The Presidential election is fast approaching, and it is becoming increasingly clear how closely divided the country is between Democrats and Republicans. Virtually every poll is within the range of error, meaning the outcome is highly uncertain, and as some election prognosticators say, a difference of as few as 50,000 votes might swing this year's presidential election.
Within an environment like this, the potential impact of events in the weeks and days leading up to the election can be magnified. History shows that the economic factor with the single biggest impact on a president's approval rating is gasoline prices. However, an additional way to forecast the mood of voters is called the "misery index." This index is the combination of the headline Consumer Price Index (CPI) and the unemployment rate.
The higher this combination, the worse candidates seeking re-election perform.
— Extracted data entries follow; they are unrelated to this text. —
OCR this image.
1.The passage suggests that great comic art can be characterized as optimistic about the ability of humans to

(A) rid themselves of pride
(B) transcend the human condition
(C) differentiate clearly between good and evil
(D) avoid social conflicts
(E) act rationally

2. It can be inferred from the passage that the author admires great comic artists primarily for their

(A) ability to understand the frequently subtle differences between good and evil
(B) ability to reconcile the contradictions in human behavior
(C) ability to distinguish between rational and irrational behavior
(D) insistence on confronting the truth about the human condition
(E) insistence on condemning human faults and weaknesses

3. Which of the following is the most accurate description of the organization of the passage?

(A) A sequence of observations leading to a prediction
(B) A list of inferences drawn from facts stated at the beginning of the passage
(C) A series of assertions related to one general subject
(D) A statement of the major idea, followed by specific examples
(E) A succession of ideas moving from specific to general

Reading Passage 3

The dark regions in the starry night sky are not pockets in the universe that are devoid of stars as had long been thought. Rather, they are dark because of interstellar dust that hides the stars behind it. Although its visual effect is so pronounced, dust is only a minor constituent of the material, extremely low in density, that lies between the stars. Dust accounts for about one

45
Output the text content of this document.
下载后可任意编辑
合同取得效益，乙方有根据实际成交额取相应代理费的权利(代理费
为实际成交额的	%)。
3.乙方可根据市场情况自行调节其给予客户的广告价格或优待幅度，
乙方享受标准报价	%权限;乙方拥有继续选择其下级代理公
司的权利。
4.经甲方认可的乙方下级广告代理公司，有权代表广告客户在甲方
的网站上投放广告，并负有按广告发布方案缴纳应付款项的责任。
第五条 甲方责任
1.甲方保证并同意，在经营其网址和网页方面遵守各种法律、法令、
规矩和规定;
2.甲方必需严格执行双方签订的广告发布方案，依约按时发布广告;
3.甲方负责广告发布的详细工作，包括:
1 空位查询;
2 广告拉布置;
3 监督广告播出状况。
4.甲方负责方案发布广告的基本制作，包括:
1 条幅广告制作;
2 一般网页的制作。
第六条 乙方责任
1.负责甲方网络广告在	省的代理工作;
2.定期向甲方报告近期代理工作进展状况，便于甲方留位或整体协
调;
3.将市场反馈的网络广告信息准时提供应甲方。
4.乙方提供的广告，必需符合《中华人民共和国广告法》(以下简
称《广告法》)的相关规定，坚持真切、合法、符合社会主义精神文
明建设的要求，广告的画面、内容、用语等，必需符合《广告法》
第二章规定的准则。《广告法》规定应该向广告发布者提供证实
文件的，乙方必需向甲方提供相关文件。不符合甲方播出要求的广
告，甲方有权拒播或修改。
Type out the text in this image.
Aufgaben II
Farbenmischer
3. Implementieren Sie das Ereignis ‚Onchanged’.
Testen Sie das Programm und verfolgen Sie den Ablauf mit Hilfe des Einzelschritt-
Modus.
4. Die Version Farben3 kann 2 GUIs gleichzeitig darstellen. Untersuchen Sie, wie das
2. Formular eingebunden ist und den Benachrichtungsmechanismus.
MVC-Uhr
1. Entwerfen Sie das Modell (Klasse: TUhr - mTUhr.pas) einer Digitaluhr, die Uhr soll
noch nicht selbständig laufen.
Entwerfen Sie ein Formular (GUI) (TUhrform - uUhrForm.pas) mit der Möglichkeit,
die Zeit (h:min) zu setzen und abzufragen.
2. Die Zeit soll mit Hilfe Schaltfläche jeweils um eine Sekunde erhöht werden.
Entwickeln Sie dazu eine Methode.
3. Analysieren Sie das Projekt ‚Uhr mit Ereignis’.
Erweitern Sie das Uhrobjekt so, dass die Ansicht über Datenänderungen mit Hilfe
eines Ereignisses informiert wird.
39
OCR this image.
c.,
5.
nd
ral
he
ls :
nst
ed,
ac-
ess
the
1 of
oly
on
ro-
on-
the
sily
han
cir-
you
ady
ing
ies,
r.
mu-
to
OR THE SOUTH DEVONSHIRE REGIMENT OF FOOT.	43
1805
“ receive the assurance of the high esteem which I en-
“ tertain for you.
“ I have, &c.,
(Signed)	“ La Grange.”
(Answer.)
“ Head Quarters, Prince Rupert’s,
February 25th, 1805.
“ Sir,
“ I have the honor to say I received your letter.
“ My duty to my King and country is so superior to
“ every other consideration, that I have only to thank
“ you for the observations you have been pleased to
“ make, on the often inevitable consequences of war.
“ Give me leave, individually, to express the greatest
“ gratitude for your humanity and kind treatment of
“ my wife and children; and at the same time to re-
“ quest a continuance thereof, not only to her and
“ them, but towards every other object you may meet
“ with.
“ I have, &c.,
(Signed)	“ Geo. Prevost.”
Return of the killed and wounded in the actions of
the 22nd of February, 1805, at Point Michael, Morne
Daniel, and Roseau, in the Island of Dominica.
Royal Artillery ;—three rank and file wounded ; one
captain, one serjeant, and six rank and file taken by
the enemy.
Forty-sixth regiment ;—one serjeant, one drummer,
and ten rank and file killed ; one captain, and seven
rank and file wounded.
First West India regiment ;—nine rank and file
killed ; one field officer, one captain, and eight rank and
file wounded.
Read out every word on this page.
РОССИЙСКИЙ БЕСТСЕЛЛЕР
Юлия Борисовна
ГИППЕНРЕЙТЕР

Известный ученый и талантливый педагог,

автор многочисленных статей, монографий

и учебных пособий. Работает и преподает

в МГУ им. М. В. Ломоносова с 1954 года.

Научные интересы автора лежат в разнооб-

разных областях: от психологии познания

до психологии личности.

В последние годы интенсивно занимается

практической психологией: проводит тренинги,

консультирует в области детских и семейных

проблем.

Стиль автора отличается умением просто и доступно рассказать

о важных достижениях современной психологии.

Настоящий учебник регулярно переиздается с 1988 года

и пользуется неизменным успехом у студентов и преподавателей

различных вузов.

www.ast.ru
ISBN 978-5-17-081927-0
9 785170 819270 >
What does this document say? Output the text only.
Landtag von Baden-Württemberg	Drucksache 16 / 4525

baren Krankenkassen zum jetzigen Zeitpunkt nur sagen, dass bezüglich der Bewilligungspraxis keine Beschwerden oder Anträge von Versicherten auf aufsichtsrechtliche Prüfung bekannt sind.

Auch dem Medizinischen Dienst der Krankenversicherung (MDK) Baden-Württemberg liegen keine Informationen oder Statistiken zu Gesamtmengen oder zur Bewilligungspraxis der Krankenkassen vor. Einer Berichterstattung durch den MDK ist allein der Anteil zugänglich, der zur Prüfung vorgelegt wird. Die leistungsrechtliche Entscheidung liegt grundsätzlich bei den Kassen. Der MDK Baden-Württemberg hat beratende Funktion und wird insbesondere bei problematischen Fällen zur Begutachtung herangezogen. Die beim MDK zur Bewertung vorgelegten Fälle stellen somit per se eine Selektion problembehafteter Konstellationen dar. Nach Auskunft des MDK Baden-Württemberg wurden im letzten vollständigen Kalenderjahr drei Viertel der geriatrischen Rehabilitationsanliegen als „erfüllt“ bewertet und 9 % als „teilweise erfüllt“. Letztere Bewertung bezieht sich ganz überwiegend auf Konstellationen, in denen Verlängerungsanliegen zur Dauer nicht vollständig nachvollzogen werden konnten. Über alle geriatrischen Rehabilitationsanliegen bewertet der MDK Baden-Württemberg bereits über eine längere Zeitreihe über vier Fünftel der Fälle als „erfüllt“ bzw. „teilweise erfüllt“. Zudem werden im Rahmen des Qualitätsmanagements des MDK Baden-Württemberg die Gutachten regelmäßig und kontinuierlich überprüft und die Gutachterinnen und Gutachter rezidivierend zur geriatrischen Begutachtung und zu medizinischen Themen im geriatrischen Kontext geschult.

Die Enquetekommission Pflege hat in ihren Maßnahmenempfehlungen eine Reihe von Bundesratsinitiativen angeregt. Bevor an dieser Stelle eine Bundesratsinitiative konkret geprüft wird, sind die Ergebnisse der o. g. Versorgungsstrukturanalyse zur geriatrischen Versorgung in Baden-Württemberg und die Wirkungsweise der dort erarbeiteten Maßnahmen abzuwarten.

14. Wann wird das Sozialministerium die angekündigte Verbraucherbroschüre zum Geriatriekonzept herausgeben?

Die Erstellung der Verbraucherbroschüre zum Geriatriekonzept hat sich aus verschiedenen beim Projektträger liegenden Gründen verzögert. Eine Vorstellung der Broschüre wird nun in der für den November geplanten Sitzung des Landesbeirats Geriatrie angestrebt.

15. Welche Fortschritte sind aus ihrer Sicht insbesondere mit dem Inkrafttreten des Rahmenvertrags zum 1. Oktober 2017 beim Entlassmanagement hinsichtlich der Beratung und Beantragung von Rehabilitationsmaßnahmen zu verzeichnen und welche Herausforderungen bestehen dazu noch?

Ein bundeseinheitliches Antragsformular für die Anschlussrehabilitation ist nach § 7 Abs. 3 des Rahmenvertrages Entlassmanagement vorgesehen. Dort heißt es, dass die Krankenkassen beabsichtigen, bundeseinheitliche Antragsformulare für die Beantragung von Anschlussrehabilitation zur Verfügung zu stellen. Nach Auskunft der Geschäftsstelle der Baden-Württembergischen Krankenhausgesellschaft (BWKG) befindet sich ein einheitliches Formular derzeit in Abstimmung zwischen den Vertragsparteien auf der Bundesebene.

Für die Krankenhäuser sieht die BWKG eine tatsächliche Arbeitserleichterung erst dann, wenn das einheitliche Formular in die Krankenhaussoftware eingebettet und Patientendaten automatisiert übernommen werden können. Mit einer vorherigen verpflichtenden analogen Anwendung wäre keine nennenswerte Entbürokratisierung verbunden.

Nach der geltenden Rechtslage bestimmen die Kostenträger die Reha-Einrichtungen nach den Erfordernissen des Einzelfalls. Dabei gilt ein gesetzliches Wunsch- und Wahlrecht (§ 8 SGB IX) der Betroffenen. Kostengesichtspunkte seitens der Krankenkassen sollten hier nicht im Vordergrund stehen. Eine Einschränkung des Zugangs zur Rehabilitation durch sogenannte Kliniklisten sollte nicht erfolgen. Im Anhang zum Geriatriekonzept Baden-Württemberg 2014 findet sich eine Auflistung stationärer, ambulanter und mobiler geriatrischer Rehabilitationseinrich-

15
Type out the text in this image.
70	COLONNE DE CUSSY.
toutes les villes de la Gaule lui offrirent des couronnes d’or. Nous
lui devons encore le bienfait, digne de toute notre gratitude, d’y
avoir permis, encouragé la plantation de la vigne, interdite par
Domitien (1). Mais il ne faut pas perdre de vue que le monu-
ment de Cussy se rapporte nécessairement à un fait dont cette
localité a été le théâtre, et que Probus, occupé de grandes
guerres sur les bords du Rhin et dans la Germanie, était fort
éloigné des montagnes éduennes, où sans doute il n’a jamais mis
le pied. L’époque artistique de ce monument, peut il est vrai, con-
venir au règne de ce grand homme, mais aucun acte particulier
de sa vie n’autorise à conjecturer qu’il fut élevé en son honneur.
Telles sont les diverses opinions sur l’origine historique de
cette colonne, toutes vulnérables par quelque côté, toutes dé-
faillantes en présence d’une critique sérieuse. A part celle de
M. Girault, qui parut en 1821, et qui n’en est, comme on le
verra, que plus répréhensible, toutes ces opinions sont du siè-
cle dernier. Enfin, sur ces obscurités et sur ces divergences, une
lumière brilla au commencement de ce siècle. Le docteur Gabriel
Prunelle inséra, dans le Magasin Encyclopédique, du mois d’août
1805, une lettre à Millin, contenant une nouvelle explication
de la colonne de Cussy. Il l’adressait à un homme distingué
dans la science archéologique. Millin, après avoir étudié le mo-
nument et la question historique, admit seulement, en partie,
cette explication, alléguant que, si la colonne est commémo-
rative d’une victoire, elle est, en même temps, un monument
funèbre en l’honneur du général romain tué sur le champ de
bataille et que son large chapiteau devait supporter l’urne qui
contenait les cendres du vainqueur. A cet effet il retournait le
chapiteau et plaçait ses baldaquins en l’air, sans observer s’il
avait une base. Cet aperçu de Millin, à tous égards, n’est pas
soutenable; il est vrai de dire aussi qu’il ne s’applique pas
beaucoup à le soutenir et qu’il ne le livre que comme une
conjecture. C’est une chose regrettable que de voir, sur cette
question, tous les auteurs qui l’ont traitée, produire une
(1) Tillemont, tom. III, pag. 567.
Historically, an index reading of above eight has been troublesome. The current reading on the index is below that level as unemployment remains low at 4.1% and headline CPI is now running below 3%. This means that this index is supportive of the incumbent party.
That said, little about this cycle is like anything we have seen before. The Democratic candidate was changed very late in the process, and the platform differences on issues like immigration, taxes, energy and regulation are very wide. In addition, the makeup of the Senate and the House of Representatives is a question mark and will go a long way in settling how much, if any, of the major platform issues can actually be implemented.
The overall inflation and employment picture can change rapidly; still, for now, the misery index is not indicating a change in the governing party.